Local Victim In Shabazz Identity Scam
Law enforcement officials have corroborated to The Wave that the victim in the identity scam that recently led to the arrest of Malcolm X’s youngest daughter, Malikah Shabazz, is a 70-year-old Far Rockaway woman whose husband was with the civil rights icon when he was assassinated in a Harlem mosque in 1965.
Court papers identify the woman as Khaula Bakr of Far Rockaway. According to court papers, the investigation into Shabazz began when Bakr got some papers from Wells Fargo Bank that indicated she had a credit account that was post due in the amount of more than $28,000.
The widow never had such credit lines, court papers show. Three credit reports allegedly showed that the address under which the accounts were listed was an address at which Shabazz lived, not Bakr. Investigators then found two more accounts with Bakr’s name and Shabazz’s address.
Some business credit cards in Bakr’s name that authorized Shabazz as a user were found as well.
Last week, Queens District Attorney Richard A. Brown announced that Malikah Shabazz, the youngest daughter of slain activist Malcolm X, had been charged with defrauding the 70-year-old widow of one of her father’s bodyguards, out of more than $55,000 between August 2006 and November 2007, in part, by stealing the woman’s personal identification information.
Brown said, “The defendant is accused of stealing not only a substantial amount of money from a once close family friend but her personal identity, as well.
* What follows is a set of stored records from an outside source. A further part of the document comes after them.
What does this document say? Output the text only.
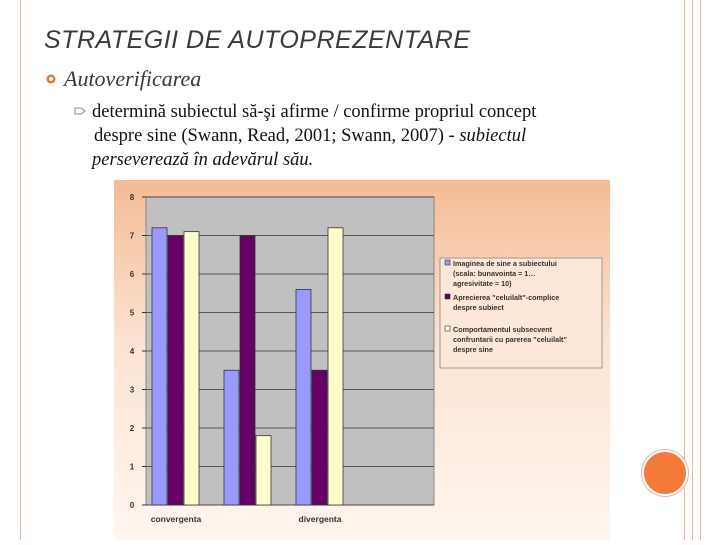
STRATEGII DE AUTOPREZENTARE
Autoverificarea
determină subiectul să-şi afirme / confirme propriul concept
despre sine (Swann, Read, 2001; Swann, 2007) - subiectul
perseverează în adevărul său.
0
1
2
3
4
5
6
7
8
convergenta	divergenta
Imaginea de sine a subiectului
(scala: bunavointa = 1…
agresivitate = 10)
Aprecierea "celuilalt"-complice
despre subiect
Comportamentul subsecvent
confruntarii cu parerea "celuilalt"
despre sine
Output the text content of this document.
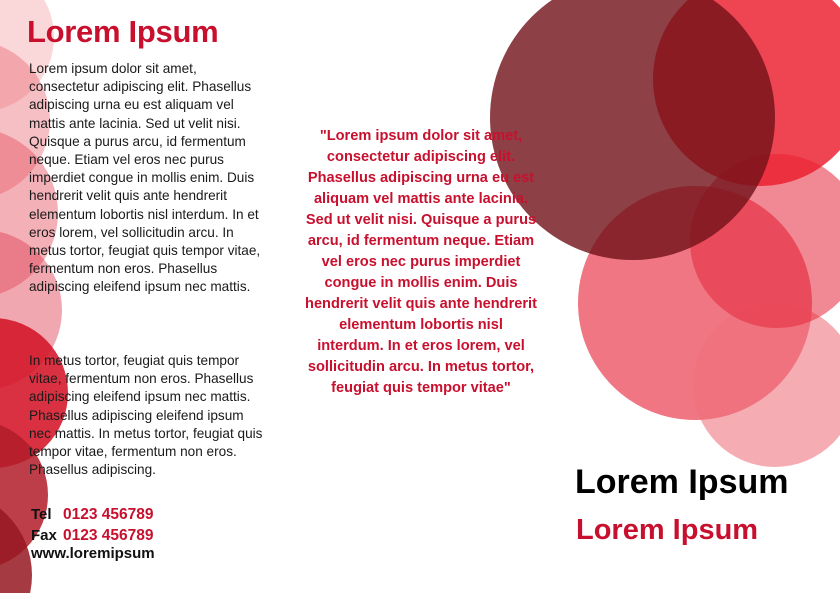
Lorem Ipsum
Lorem ipsum dolor sit amet, consectetur adipiscing elit. Phasellus adipiscing urna eu est aliquam vel mattis ante lacinia. Sed ut velit nisi. Quisque a purus arcu, id fermentum neque. Etiam vel eros nec purus imperdiet congue in mollis enim. Duis hendrerit velit quis ante hendrerit elementum lobortis nisl interdum. In et eros lorem, vel sollicitudin arcu. In metus tortor, feugiat quis tempor vitae, fermentum non eros. Phasellus adipiscing eleifend ipsum nec mattis.
In metus tortor, feugiat quis tempor vitae, fermentum non eros. Phasellus adipiscing eleifend ipsum nec mattis. Phasellus adipiscing eleifend ipsum nec mattis. In metus tortor, feugiat quis tempor vitae, fermentum non eros. Phasellus adipiscing.
Tel 0123 456789
Fax 0123 456789
www.loremipsum
"Lorem ipsum dolor sit amet, consectetur adipiscing elit. Phasellus adipiscing urna eu est aliquam vel mattis ante lacinia. Sed ut velit nisi. Quisque a purus arcu, id fermentum neque. Etiam vel eros nec purus imperdiet congue in mollis enim. Duis hendrerit velit quis ante hendrerit elementum lobortis nisl interdum. In et eros lorem, vel sollicitudin arcu. In metus tortor, feugiat quis tempor vitae"
Lorem Ipsum
Lorem Ipsum
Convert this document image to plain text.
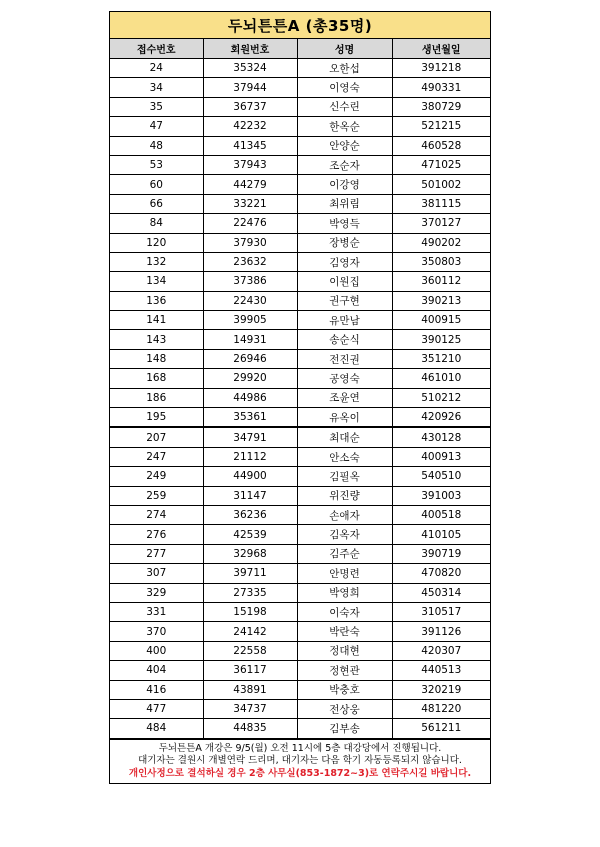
두뇌튼튼A (총35명)
접수번호	회원번호	성명	생년월일
24	35324	오한섭	391218
34	37944	이영숙	490331
35	36737	신수린	380729
47	42232	한옥순	521215
48	41345	안양순	460528
53	37943	조순자	471025
60	44279	이강영	501002
66	33221	최위림	381115
84	22476	박영득	370127
120	37930	장병순	490202
132	23632	김영자	350803
134	37386	이원집	360112
136	22430	권구현	390213
141	39905	유만남	400915
143	14931	송순식	390125
148	26946	전진권	351210
168	29920	공영숙	461010
186	44986	조윤연	510212
195	35361	유옥이	420926
207	34791	최대순	430128
247	21112	안소숙	400913
249	44900	김필옥	540510
259	31147	위진량	391003
274	36236	손애자	400518
276	42539	김옥자	410105
277	32968	김주순	390719
307	39711	안명련	470820
329	27335	박영희	450314
331	15198	이숙자	310517
370	24142	박란숙	391126
400	22558	정대현	420307
404	36117	정현관	440513
416	43891	박충호	320219
477	34737	전상웅	481220
484	44835	김부송	561211
두뇌튼튼A 개강은 9/5(월) 오전 11시에 5층 대강당에서 진행됩니다.
대기자는 결원시 개별연락 드리며, 대기자는 다음 학기 자동등록되지 않습니다.
개인사정으로 결석하실 경우 2층 사무실(853-1872~3)로 연락주시길 바랍니다.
The alleged theft represents a shameful betrayal of the friendship that existed between the two families.”
According to court papers supplied by Brown, two lines of credit and a number of open credit cards in which Shabbaz was an authorized user, were involved in the scam.
The District Attorney said that Shabazz, 44, was apprehended in Mars Hills (Madison County), North Carolina, on Friday, February 18, 2011, on a New York arrest warrant – issued on October 16, 2009 – charging her with the crimes of third-degree grand larceny, third-degree criminal possession of stolen property, second-degree forgery, second-degree criminal possession of a forged instrument, firstdegree identity theft, first-degree falsifying business records, first-degree scheme to defraud and third-degree unlawful possession of personal identification information.
On Wednesday, Shabazz, who faces up to seven years in prison if convicted, waived extradition and was returned to New York City, where she was immediately arraigned in Queens Criminal Court. Court officials say tjat Shabbaz could face up to seven years in prison should she be convicted of all of the charges against her.